Writing about success can be quite tricky. If you write about how love is amazingly important and finding Mr. Right is your goal #1, you'll sound silly. If you write about how earning "big money" is important, you'll sound like a...er...jerk. That's why I came with a genius solution. I will simply write about my latest success.

It was Monday afternoon in June 2010 when the acceptance letter arrived. The journey has started in September 2010 and ended in really, extremely, unpleasantely warm Tuesday in May 2015. Yes, after five years of battling with myself, I graduated. That's been probably my biggest success in years. And it meant so much to me. I guess it was a proof that all these nights without sleep (except those when we were partying) weren't for nothing.

And I guess that in the close future I will take as a success when I survive the Canadian winter. Big success also will be if I would bake everyones favorite Christmas bread just as good as the last year's.


Wednesday, 7 October 2015

The best way (and the least painful) how to expand your vocabulary is to talk with natives! Or go to places and just listen. You can learn slang or collocations and you don't even notice.

Dictionaries are useful too (but more painful). Learner's Dictionary, online part of the Encyclopædia Britannica, offers to the subscribers a daily portion of knowing consists of one English word. Here's the link: Word of the Day. There's also the possibility of testing your vocabulary skills, which can be both challenging and depressing.
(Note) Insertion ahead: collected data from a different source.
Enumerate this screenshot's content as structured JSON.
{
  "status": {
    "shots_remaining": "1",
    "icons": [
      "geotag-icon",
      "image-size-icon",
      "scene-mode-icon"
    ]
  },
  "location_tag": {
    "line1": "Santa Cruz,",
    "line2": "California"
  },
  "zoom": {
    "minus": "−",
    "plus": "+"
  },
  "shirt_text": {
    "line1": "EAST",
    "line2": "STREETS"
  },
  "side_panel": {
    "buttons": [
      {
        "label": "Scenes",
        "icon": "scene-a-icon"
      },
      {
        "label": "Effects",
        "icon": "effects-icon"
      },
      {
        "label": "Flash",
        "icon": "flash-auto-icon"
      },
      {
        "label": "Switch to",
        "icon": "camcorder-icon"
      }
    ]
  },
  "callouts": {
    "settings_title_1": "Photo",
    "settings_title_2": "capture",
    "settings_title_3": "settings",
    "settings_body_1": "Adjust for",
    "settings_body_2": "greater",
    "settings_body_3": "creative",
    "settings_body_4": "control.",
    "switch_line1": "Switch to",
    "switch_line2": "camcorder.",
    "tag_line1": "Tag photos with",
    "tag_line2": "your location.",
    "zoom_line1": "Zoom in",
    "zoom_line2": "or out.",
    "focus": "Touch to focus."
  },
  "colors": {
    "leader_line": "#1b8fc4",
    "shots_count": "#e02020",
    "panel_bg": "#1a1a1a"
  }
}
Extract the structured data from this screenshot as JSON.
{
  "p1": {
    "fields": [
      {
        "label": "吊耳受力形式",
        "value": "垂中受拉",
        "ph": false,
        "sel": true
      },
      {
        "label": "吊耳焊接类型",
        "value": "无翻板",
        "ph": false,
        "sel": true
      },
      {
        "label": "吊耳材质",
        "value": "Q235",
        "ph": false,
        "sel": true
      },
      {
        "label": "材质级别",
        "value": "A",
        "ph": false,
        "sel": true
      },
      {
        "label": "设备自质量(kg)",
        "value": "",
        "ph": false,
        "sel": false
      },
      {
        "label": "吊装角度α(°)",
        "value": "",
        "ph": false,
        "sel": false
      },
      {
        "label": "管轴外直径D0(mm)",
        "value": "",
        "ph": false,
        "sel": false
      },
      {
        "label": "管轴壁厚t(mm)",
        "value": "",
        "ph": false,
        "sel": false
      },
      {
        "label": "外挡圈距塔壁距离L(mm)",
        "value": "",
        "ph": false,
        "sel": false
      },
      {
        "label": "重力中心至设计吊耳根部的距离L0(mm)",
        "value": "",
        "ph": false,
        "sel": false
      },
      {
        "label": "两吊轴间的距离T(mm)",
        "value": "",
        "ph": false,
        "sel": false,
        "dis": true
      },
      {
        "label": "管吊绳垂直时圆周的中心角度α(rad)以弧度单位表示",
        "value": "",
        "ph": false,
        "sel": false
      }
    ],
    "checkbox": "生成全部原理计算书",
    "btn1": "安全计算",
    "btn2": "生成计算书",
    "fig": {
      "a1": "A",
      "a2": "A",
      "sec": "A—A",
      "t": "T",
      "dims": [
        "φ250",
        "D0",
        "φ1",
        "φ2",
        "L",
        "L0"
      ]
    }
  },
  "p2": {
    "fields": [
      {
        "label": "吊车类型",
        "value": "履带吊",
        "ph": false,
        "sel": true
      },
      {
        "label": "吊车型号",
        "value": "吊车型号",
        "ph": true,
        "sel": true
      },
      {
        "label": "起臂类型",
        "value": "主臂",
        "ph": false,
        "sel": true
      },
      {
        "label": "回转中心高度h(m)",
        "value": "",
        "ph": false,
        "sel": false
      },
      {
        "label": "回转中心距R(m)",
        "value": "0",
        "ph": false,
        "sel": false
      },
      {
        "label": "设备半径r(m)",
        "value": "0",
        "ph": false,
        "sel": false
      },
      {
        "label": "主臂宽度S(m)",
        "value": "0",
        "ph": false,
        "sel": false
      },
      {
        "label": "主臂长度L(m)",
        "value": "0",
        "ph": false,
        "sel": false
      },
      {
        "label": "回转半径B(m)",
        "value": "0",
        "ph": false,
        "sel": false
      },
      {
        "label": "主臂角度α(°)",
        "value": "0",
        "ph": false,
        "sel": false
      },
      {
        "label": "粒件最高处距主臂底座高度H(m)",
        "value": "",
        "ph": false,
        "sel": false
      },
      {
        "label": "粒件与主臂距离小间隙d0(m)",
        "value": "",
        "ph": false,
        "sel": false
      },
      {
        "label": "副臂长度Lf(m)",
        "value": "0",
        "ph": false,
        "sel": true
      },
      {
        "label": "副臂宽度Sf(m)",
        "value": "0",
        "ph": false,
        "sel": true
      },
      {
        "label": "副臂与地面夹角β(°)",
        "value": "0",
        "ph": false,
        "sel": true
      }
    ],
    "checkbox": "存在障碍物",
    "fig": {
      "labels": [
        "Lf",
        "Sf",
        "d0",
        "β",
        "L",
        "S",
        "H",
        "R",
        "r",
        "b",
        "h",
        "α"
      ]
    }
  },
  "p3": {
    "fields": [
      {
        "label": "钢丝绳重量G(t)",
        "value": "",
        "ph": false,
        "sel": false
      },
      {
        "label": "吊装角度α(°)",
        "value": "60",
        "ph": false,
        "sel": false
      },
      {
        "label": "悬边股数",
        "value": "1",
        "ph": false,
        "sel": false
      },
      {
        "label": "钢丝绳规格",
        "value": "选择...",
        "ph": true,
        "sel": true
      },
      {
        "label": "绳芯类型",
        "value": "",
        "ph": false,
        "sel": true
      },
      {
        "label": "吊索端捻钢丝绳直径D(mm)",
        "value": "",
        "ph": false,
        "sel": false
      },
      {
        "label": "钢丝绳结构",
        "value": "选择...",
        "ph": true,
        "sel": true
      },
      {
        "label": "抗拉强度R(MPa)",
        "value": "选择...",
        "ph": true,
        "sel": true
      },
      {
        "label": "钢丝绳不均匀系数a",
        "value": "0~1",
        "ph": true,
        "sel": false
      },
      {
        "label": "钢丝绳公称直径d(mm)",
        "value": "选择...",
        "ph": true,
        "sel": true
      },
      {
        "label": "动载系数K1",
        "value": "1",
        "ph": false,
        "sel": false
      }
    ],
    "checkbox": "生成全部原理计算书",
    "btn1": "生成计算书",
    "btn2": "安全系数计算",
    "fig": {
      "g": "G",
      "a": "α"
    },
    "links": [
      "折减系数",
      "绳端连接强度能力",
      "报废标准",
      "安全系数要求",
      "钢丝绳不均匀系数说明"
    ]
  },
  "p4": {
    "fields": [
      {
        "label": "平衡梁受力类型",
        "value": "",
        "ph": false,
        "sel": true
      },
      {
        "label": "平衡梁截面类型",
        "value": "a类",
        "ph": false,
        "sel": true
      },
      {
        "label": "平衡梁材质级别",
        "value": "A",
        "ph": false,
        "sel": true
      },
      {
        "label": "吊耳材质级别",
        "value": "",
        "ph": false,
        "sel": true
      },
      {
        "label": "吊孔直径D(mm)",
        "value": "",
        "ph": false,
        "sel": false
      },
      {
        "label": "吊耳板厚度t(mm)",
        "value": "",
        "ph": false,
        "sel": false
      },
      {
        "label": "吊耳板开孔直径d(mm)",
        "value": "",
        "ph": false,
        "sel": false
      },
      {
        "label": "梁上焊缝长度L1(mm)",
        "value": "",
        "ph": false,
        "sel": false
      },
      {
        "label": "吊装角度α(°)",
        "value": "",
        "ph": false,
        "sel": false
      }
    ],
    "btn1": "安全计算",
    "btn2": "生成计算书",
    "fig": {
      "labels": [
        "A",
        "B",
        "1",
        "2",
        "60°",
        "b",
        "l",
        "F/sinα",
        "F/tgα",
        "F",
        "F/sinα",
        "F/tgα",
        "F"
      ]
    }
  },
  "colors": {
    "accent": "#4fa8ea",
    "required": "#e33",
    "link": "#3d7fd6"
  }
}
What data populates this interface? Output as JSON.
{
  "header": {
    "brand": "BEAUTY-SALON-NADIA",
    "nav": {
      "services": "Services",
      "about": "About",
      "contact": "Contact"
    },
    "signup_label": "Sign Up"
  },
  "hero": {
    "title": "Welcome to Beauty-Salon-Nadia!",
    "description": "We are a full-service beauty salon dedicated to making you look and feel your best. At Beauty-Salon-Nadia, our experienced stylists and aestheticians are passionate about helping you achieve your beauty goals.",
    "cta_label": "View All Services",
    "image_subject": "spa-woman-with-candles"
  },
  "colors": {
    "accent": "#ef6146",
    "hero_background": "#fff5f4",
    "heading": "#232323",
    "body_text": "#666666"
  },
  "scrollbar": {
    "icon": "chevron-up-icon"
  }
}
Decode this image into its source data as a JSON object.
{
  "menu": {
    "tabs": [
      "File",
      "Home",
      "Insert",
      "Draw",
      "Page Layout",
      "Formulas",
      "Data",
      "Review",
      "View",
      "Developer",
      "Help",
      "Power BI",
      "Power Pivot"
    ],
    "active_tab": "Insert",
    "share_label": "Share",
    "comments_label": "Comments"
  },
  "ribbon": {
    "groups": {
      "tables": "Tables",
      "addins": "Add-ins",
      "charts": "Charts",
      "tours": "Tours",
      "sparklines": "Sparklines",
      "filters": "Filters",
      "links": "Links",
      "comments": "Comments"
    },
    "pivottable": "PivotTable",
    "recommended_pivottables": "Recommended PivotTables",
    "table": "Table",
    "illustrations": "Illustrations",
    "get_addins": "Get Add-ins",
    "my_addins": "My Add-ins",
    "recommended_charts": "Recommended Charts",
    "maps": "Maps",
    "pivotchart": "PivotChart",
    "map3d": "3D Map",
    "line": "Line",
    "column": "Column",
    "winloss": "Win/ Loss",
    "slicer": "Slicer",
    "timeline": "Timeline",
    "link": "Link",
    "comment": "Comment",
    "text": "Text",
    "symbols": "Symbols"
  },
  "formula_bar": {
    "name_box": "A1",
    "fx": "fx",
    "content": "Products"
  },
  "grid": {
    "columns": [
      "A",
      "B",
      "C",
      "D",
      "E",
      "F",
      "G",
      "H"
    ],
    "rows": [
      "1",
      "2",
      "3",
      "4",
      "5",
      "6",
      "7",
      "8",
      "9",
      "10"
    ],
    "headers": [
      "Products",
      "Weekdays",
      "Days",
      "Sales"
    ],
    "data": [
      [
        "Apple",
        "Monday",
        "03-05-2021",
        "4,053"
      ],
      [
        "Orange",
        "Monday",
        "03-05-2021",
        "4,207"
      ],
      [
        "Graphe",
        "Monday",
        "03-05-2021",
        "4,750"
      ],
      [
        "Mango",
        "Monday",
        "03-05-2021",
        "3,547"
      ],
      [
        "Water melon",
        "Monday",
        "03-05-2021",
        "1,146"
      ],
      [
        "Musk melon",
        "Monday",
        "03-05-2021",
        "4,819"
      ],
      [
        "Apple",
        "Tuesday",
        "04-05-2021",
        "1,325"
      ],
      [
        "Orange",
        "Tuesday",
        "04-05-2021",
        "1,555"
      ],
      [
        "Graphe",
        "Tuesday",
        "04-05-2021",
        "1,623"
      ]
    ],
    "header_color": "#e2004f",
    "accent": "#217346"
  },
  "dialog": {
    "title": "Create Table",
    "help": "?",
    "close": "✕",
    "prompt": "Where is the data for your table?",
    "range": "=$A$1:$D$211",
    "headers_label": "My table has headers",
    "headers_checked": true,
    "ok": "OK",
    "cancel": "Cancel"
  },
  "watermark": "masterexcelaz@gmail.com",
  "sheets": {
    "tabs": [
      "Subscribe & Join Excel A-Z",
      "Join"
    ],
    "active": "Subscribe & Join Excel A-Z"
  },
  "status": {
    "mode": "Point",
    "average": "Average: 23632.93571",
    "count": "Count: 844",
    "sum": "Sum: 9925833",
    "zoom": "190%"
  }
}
Progressive people from Cambridge University Press came with apps to smart phones. Some of them are not for fee, but some of them are free. I would recommend for example Phrasalstein (I know, people from Cambridge are smart AND funny!). This app could help with phrasal verbs. It's also suitable for forthcoming Halloween.

My vocabulary has been expanding thanks to books. The most recent book I've been reading helps expand my empty Gaelic vocabulary. Thanks Diana Gabaldon, thanks a lot! Or how would the Highlanders say: Tapadh leat!